She was stunned. ‘Does he now?’
‘He does. Mainly because he prefers to believe my servant Barnabus did it.’ Or so he says, Carey thought, struck anew by an old suspicion.
‘Oh.’ Her thoughts were plain to be read on her face and typically she gave voice to them. ‘Ay, well then, I expect poor Kate’s a dead woman.’
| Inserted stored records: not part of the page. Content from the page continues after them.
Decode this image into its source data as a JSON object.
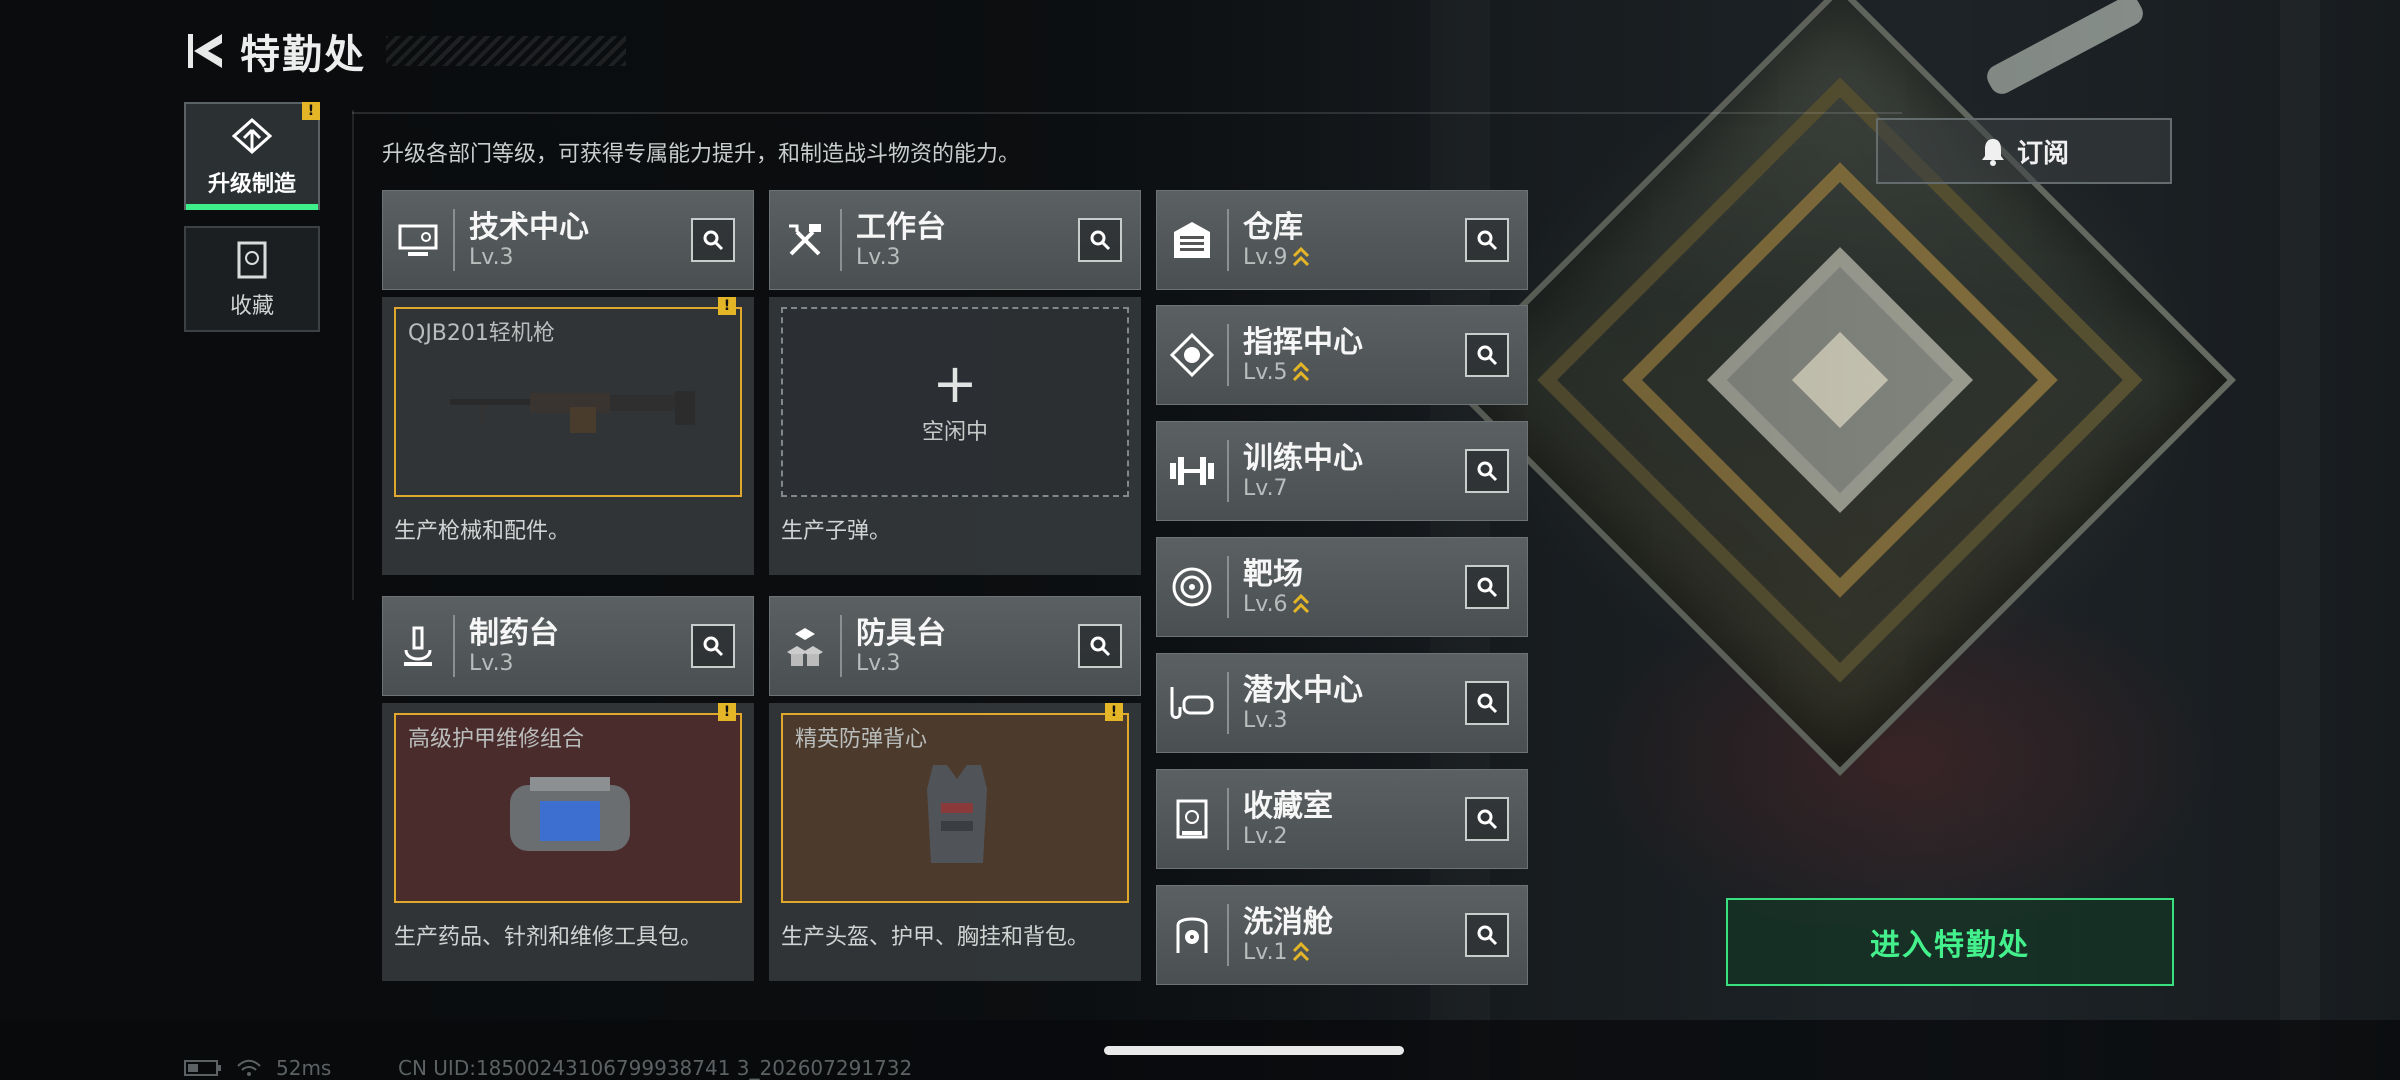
{
  "header": {
    "title": "特勤处"
  },
  "tabs": [
    {
      "label": "升级制造",
      "active": true,
      "alert": "!"
    },
    {
      "label": "收藏",
      "active": false
    }
  ],
  "description": "升级各部门等级，可获得专属能力提升，和制造战斗物资的能力。",
  "subscribe_label": "订阅",
  "departments": {
    "tech": {
      "name": "技术中心",
      "level": "Lv.3"
    },
    "workbench": {
      "name": "工作台",
      "level": "Lv.3"
    },
    "pharmacy": {
      "name": "制药台",
      "level": "Lv.3"
    },
    "armor": {
      "name": "防具台",
      "level": "Lv.3"
    },
    "warehouse": {
      "name": "仓库",
      "level": "Lv.9",
      "upgradable": true
    },
    "command": {
      "name": "指挥中心",
      "level": "Lv.5",
      "upgradable": true
    },
    "training": {
      "name": "训练中心",
      "level": "Lv.7"
    },
    "range": {
      "name": "靶场",
      "level": "Lv.6",
      "upgradable": true
    },
    "diving": {
      "name": "潜水中心",
      "level": "Lv.3"
    },
    "collection": {
      "name": "收藏室",
      "level": "Lv.2"
    },
    "decon": {
      "name": "洗消舱",
      "level": "Lv.1",
      "upgradable": true
    }
  },
  "production": {
    "tech": {
      "item": "QJB201轻机枪",
      "desc": "生产枪械和配件。",
      "alert": "!"
    },
    "workbench": {
      "plus": "+",
      "status": "空闲中",
      "desc": "生产子弹。"
    },
    "pharmacy": {
      "item": "高级护甲维修组合",
      "desc": "生产药品、针剂和维修工具包。",
      "alert": "!"
    },
    "armor": {
      "item": "精英防弹背心",
      "desc": "生产头盔、护甲、胸挂和背包。",
      "alert": "!"
    }
  },
  "enter_label": "进入特勤处",
  "status_bar": {
    "ping": "52ms",
    "uid": "CN UID:18500243106799938741 3_202607291732"
  },
  "colors": {
    "accent_green": "#3ef08a",
    "alert_yellow": "#e4b627",
    "slot_gold": "#e0a92e"
  }
}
Very few things annoyed Carey more about the whole business than everyone’s bland assumption that it mattered not at all who had actually done the murder, it only mattered who could be brought to hang for it. They assumed he was as little interested in justice as any of them, and would find the weakest victim he could to blame. At the moment it passed his capacity to think of words to persuade them that if he genuinely thought Barnabus had slit Atkinson’s throat, for whatever reason, he would hang the man himself. It was too outlandish a way of thinking for Borderers.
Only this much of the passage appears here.